Lignin extraction in pulp mills and biorefineries are emerging technologies. Lignin is always the product of a multi-output process. Assessing such processes using life cycle assessment (LCA) requires the environmental impacts to be divided between the co-products of the system, referred to as allocation. This article explores different allocation approaches for lignin and illustrates the influence of the choice of allocation approach on the climate impact in a case study.
Ten different applicable allocation methods were found in literature and two more were developed. Lignin production in a Kraft pulp mill using the LignoBoost process for lignin extraction was selected as a study object for the case study, and due to limited data availability only climate impact was considered. A cradle-to-gate LCA was done for the study object, and all of the twelve allocation approaches were applied; for eight of the methods, factors that strongly influence the results were identified and varied. Finally, the results were put in the context of cradle-to-grave LCAs from literature for different possible uses of lignin to give an indication of how important the choice of allocation approach can be when assessing lignin as a substitute for other raw materials.
Results and discussion
Results show that all allocation approaches tested were applicable to the special case of lignin, but each one of them comes with inherent challenges.

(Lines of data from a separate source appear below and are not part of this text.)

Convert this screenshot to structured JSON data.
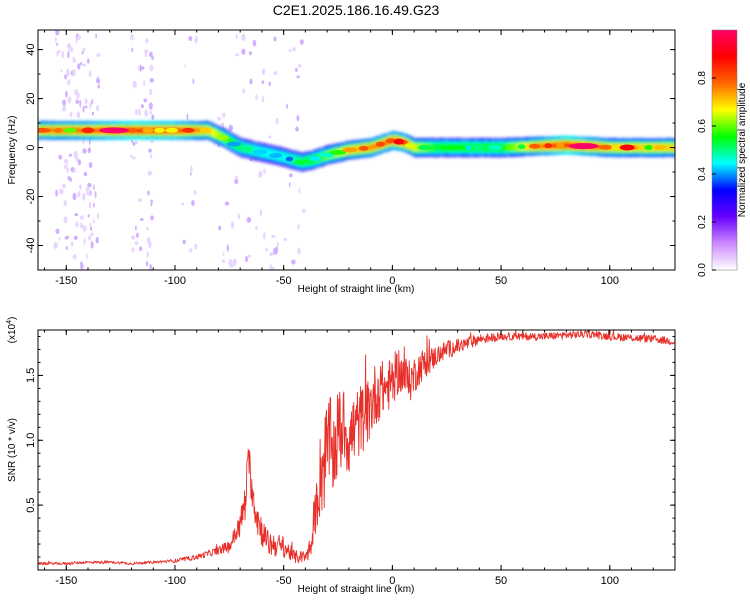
{
  "title": "C2E1.2025.186.16.49.G23",
  "chart_data": [
    {
      "type": "heatmap",
      "xlabel": "Height of straight line (km)",
      "ylabel": "Frequency (Hz)",
      "xlim": [
        -163,
        130
      ],
      "ylim": [
        -50,
        48
      ],
      "xticks": [
        -150,
        -100,
        -50,
        0,
        50,
        100
      ],
      "yticks": [
        -40,
        -20,
        0,
        20,
        40
      ],
      "colorbar": {
        "label": "Normalized spectral amplitude",
        "range": [
          0,
          1
        ],
        "ticks": [
          0.0,
          0.2,
          0.4,
          0.6,
          0.8
        ],
        "stops": [
          "#ffffff",
          "#cc88ff",
          "#6600ff",
          "#0000ff",
          "#00ffff",
          "#00ff00",
          "#ffff00",
          "#ff6600",
          "#ff0000",
          "#ff0066"
        ]
      },
      "ridge": {
        "x": [
          -163,
          -140,
          -120,
          -100,
          -85,
          -78,
          -70,
          -60,
          -50,
          -42,
          -37,
          -30,
          -20,
          -10,
          0,
          5,
          10,
          20,
          50,
          80,
          100,
          130
        ],
        "y": [
          7,
          7,
          7,
          7,
          7,
          4,
          0,
          -2,
          -4,
          -6,
          -5,
          -3,
          -1,
          0,
          3,
          2,
          0,
          0,
          0,
          1,
          0,
          0
        ],
        "amplitude": [
          0.75,
          0.8,
          0.9,
          0.85,
          0.7,
          0.6,
          0.5,
          0.45,
          0.45,
          0.5,
          0.55,
          0.6,
          0.7,
          0.75,
          0.8,
          0.8,
          0.65,
          0.55,
          0.55,
          0.9,
          0.7,
          0.7
        ]
      }
    },
    {
      "type": "line",
      "xlabel": "Height of straight line (km)",
      "ylabel": "SNR (10 * v/v)",
      "yscale_label": "(x10",
      "yscale_exp": "4",
      "yscale_close": ")",
      "xlim": [
        -163,
        130
      ],
      "ylim": [
        0,
        1.85
      ],
      "xticks": [
        -150,
        -100,
        -50,
        0,
        50,
        100
      ],
      "yticks": [
        0.5,
        1.0,
        1.5
      ],
      "ytick_labels": [
        "0.5",
        "1.0",
        "1.5"
      ],
      "color": "#e8302a",
      "series": [
        {
          "x": [
            -163,
            -150,
            -140,
            -130,
            -120,
            -110,
            -100,
            -90,
            -80,
            -75,
            -70,
            -68,
            -66,
            -64,
            -62,
            -60,
            -57,
            -55,
            -50,
            -45,
            -40,
            -37,
            -35,
            -33,
            -31,
            -29,
            -27,
            -25,
            -22,
            -20,
            -17,
            -15,
            -12,
            -10,
            -8,
            -5,
            -3,
            0,
            3,
            5,
            8,
            10,
            12,
            15,
            18,
            20,
            25,
            30,
            35,
            40,
            50,
            60,
            70,
            80,
            90,
            100,
            110,
            120,
            130
          ],
          "y": [
            0.05,
            0.05,
            0.06,
            0.06,
            0.05,
            0.06,
            0.07,
            0.1,
            0.15,
            0.18,
            0.35,
            0.5,
            0.85,
            0.55,
            0.4,
            0.3,
            0.2,
            0.2,
            0.18,
            0.1,
            0.1,
            0.2,
            0.5,
            0.75,
            0.85,
            1.0,
            0.9,
            1.05,
            1.1,
            1.0,
            1.1,
            1.15,
            1.2,
            1.25,
            1.35,
            1.4,
            1.4,
            1.45,
            1.55,
            1.5,
            1.45,
            1.5,
            1.55,
            1.6,
            1.62,
            1.65,
            1.7,
            1.72,
            1.75,
            1.78,
            1.8,
            1.8,
            1.8,
            1.81,
            1.82,
            1.8,
            1.79,
            1.78,
            1.76
          ],
          "noise": [
            0.01,
            0.01,
            0.01,
            0.01,
            0.01,
            0.01,
            0.015,
            0.02,
            0.03,
            0.05,
            0.1,
            0.15,
            0.15,
            0.15,
            0.15,
            0.12,
            0.1,
            0.1,
            0.08,
            0.05,
            0.05,
            0.1,
            0.2,
            0.35,
            0.4,
            0.35,
            0.35,
            0.35,
            0.3,
            0.3,
            0.3,
            0.28,
            0.25,
            0.25,
            0.25,
            0.22,
            0.2,
            0.2,
            0.18,
            0.18,
            0.16,
            0.15,
            0.13,
            0.12,
            0.1,
            0.08,
            0.07,
            0.06,
            0.05,
            0.04,
            0.03,
            0.03,
            0.03,
            0.03,
            0.03,
            0.03,
            0.03,
            0.03,
            0.03
          ]
        }
      ]
    }
  ]
}
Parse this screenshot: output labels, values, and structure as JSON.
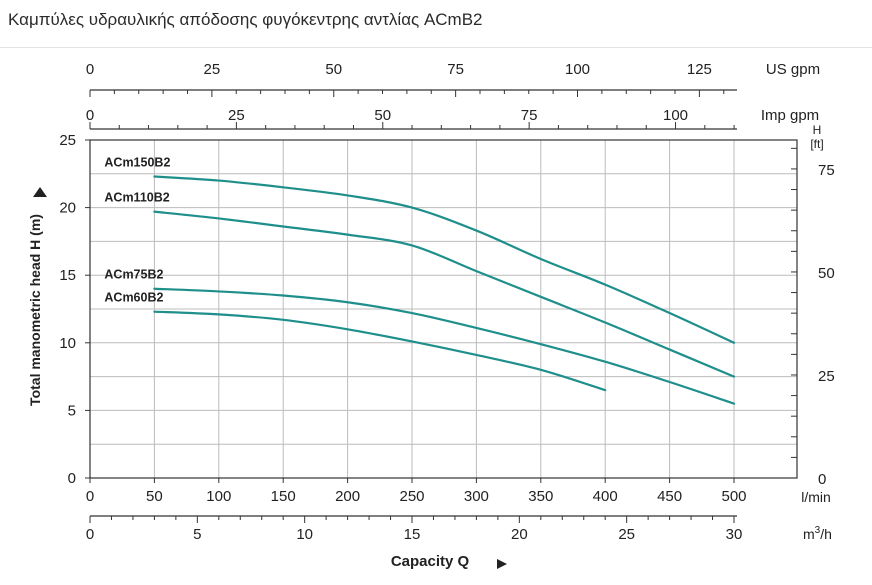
{
  "page": {
    "title": "Καμπύλες υδραυλικής απόδοσης φυγόκεντρης αντλίας ACmB2"
  },
  "chart_data": {
    "type": "line",
    "title": "",
    "xlabel": "Capacity Q",
    "ylabel": "Total manometric head H (m)",
    "grid": true,
    "primary_x": {
      "unit": "l/min",
      "range": [
        0,
        550
      ],
      "ticks": [
        0,
        50,
        100,
        150,
        200,
        250,
        300,
        350,
        400,
        450,
        500
      ]
    },
    "primary_y": {
      "unit": "m",
      "range": [
        0,
        25
      ],
      "ticks": [
        0,
        5,
        10,
        15,
        20,
        25
      ]
    },
    "secondary_axes": [
      {
        "name": "US gpm",
        "ticks": [
          0,
          25,
          50,
          75,
          100,
          125
        ],
        "l_per_min_per_unit": 3.785
      },
      {
        "name": "Imp gpm",
        "ticks": [
          0,
          25,
          50,
          75,
          100
        ],
        "l_per_min_per_unit": 4.546
      },
      {
        "name": "m³/h",
        "unit_base": "m",
        "unit_sup": "3",
        "unit_tail": "/h",
        "ticks": [
          0,
          5,
          10,
          15,
          20,
          25,
          30
        ],
        "l_per_min_per_unit": 16.6667
      },
      {
        "name": "H [ft]",
        "label_top": "H",
        "label_bottom": "[ft]",
        "ticks": [
          0,
          25,
          50,
          75
        ],
        "m_per_unit": 0.3048
      }
    ],
    "series": [
      {
        "name": "ACm150B2",
        "x": [
          50,
          100,
          150,
          200,
          250,
          300,
          350,
          400,
          450,
          500
        ],
        "y": [
          22.3,
          22.0,
          21.5,
          20.9,
          20.0,
          18.3,
          16.2,
          14.3,
          12.2,
          10.0
        ]
      },
      {
        "name": "ACm110B2",
        "x": [
          50,
          100,
          150,
          200,
          250,
          300,
          350,
          400,
          450,
          500
        ],
        "y": [
          19.7,
          19.2,
          18.6,
          18.0,
          17.2,
          15.3,
          13.4,
          11.5,
          9.5,
          7.5
        ]
      },
      {
        "name": "ACm75B2",
        "x": [
          50,
          100,
          150,
          200,
          250,
          300,
          350,
          400,
          450,
          500
        ],
        "y": [
          14.0,
          13.8,
          13.5,
          13.0,
          12.2,
          11.1,
          9.9,
          8.6,
          7.1,
          5.5
        ]
      },
      {
        "name": "ACm60B2",
        "x": [
          50,
          100,
          150,
          200,
          250,
          300,
          350,
          400
        ],
        "y": [
          12.3,
          12.1,
          11.7,
          11.0,
          10.1,
          9.1,
          8.0,
          6.5
        ]
      }
    ],
    "colors": {
      "curve": "#1f8f8c",
      "grid": "#bcbcbc",
      "axis": "#333333"
    }
  }
}
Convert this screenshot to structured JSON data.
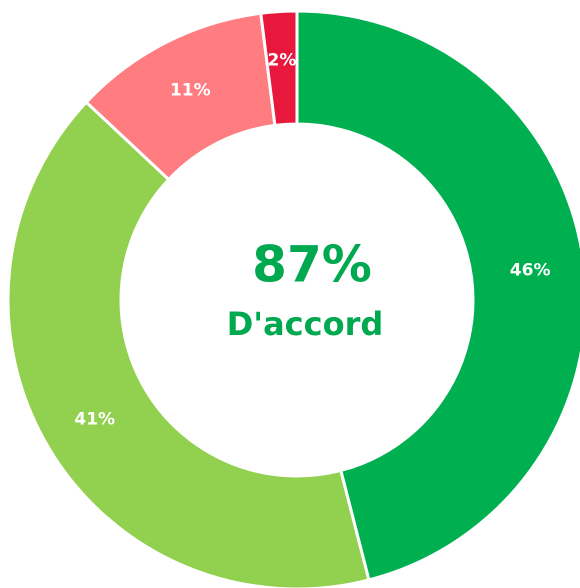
{
  "chart_data": {
    "type": "donut",
    "values": [
      46,
      41,
      11,
      2
    ],
    "value_labels": [
      "46%",
      "41%",
      "11%",
      "2%"
    ],
    "colors": [
      "#00b050",
      "#92d050",
      "#ff7c80",
      "#e8173c"
    ],
    "center_title": "87%",
    "center_subtitle": "D'accord"
  }
}
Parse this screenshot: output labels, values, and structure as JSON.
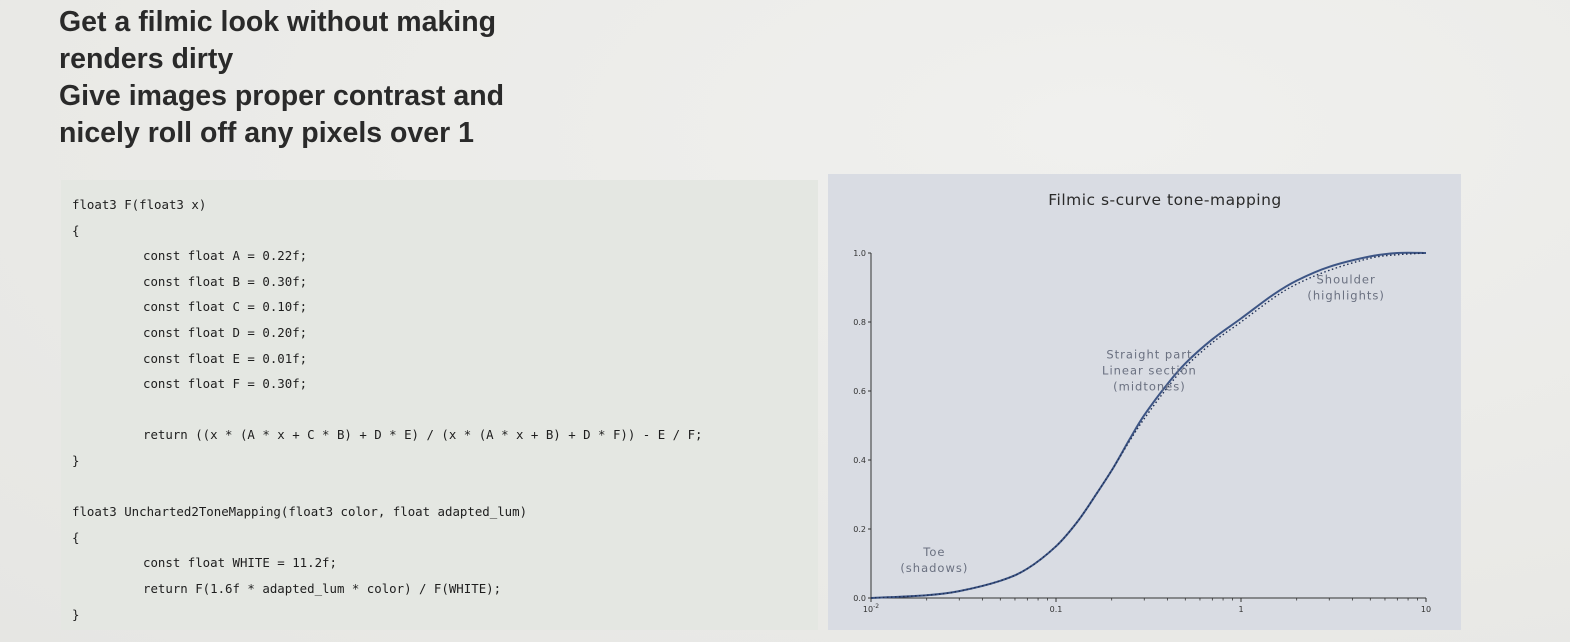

Factors that often have a large impact on the results are (1) market and price of different outputs; (2) what is seen as the main product or the driver of the system or system changes; (3) what the surrounding system looks like and hence what other products will be displaced by outputs. These factors can be particularly challenging in prospective studies as such studies are future-oriented and consider systems that do not yet exist. Finally, the results show that the choice of allocation could have a significant influence on the climate impact on the cradle-to-grave climate impact of the final product.
We recommend for LCAs of lignin-based technologies that allocation methods are very carefully selected based on the goal and scope of the study and that when relevant, several methods are applied and factors are varied within them in a sensitivity analysis. In particular, the driver(s) of the system’s existence or of changes to it, sometimes reflected in market prices of outputs, should be carefully considered.